From the data in Exhibit 1, it is clear that scholars had little interest in reading about user-generated content or developing research using the source for academic conferences and publications, which would have required adopting quantitative and/or qualitative content analyses. Instead, reading about survey methodology and using it as a research method piqued their interest. This further suggests that scholars prioritized different technologies as study subjects and used survey as a research method to understand subjects’ opinions and behaviours while taking into account various research trajectories in digital humanities. Exhibits 3 and 4’s data, which show that for a period of time (between 2009 and 2021), surveys predominated in scholars’ methodological decision-making, provide additional evidence in support of this position.
Exhibit 2: Global interest in user generated content, survey and digital humanities in books and, academic conferences and publications between 2009 and 2021
Exhibit 3: Global interest in digital humanities and user generated content in relation to survey research method within academic conferences and publications
Exhibit 4: Global interest in digital humanities and user generated content in relation to survey research method within books
These and other insights expressed in chapters I contributed to a book on big data for social sciences and humanities motivate me to advocate for Csurvey as a new method for studying organizations, people, texts, and other objects of interest in the digital humanities.

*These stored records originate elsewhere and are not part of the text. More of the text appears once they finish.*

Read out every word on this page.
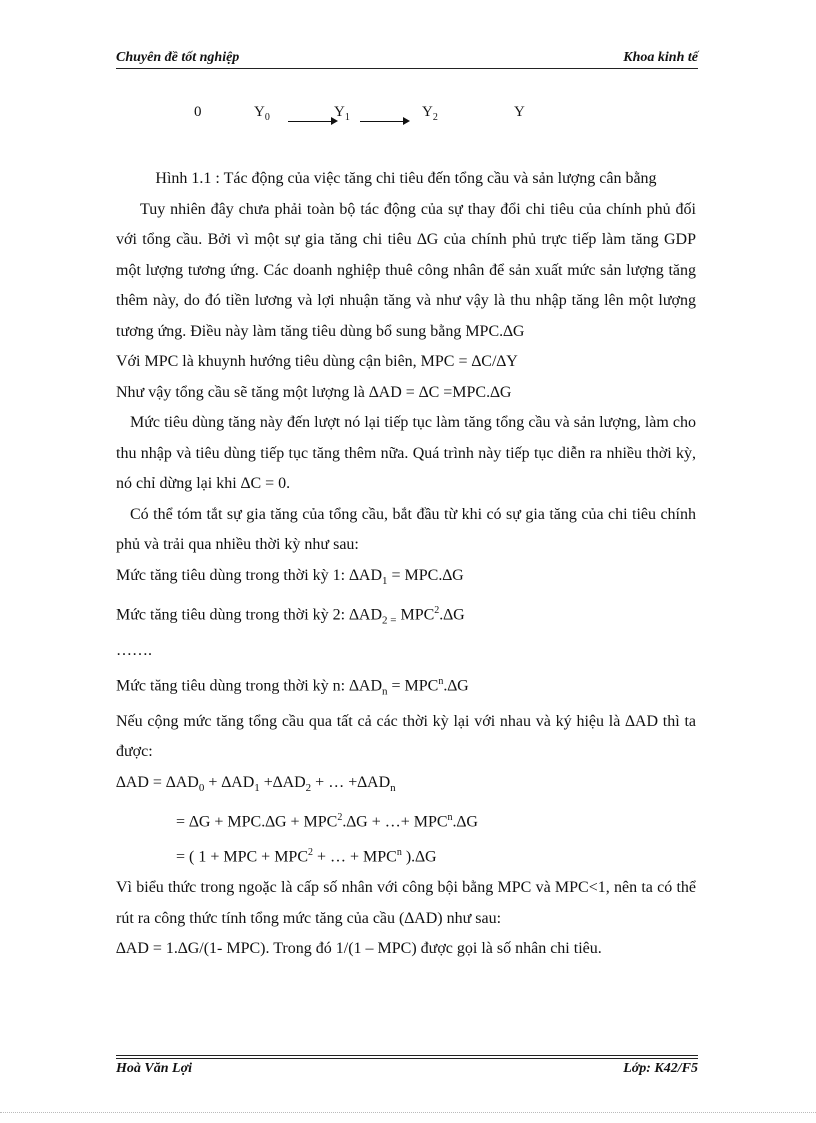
Chuyên đề tốt nghiệp	Khoa kinh tế
0	$Y_0$	$Y_1$	$Y_2$	Y

Hình 1.1 : Tác động của việc tăng chi tiêu đến tổng cầu và sản lượng cân bằng

Tuy nhiên đây chưa phải toàn bộ tác động của sự thay đổi chi tiêu của chính phủ đối với tổng cầu. Bởi vì một sự gia tăng chi tiêu ∆G của chính phủ trực tiếp làm tăng GDP một lượng tương ứng. Các doanh nghiệp thuê công nhân để sản xuất mức sản lượng tăng thêm này, do đó tiền lương và lợi nhuận tăng và như vậy là thu nhập tăng lên một lượng tương ứng. Điều này làm tăng tiêu dùng bổ sung bằng MPC.∆G

Với MPC là khuynh hướng tiêu dùng cận biên, MPC = ∆C/∆Y

Như vậy tổng cầu sẽ tăng một lượng là ∆AD = ∆C =MPC.∆G

Mức tiêu dùng tăng này đến lượt nó lại tiếp tục làm tăng tổng cầu và sản lượng, làm cho thu nhập và tiêu dùng tiếp tục tăng thêm nữa. Quá trình này tiếp tục diễn ra nhiều thời kỳ, nó chỉ dừng lại khi ∆C = 0.

Có thể tóm tắt sự gia tăng của tổng cầu, bắt đầu từ khi có sự gia tăng của chi tiêu chính phủ và trải qua nhiều thời kỳ như sau:

Mức tăng tiêu dùng trong thời kỳ 1: $\Delta AD_1 = MPC.\Delta G$

Mức tăng tiêu dùng trong thời kỳ 2: $\Delta AD_{2 =}$ MPC$^2$.∆G

…….

Mức tăng tiêu dùng trong thời kỳ n: $\Delta AD_n = MPC^n.\Delta G$

Nếu cộng mức tăng tổng cầu qua tất cả các thời kỳ lại với nhau và ký hiệu là ∆AD thì ta được:

$\Delta AD = \Delta AD_0 + \Delta AD_1 +\Delta AD_2$ + … $+\Delta AD_n$

= $\Delta G + MPC.\Delta G + MPC^2.\Delta G$ + …+ $MPC^n.\Delta G$

= ( 1 + MPC + $MPC^2$ + … + $MPC^n$ ).∆G

Vì biểu thức trong ngoặc là cấp số nhân với công bội bằng MPC và MPC<1, nên ta có thể rút ra công thức tính tổng mức tăng của cầu (∆AD) như sau:

∆AD = 1.∆G/(1- MPC). Trong đó 1/(1 – MPC) được gọi là số nhân chi tiêu.

Hoà Văn Lợi	Lớp: K42/F5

In the book, which will be published in 2023, I distinguish the method from traditional quantitative and qualitative content analyses by stating that Csurvey converts users of digital platforms into natural populations and data sources for researchers.
Researchers only need to mine the generated data and situate it within the variables discovered in the existing literature and used for questionnaire development. Csurvey alleviates some of the major challenges associated with traditional survey research in developing countries. For example, research participants are unlikely to fully participate in and respond to traditional surveys. They are, however, usually eager to comment, reply, share, and retweet.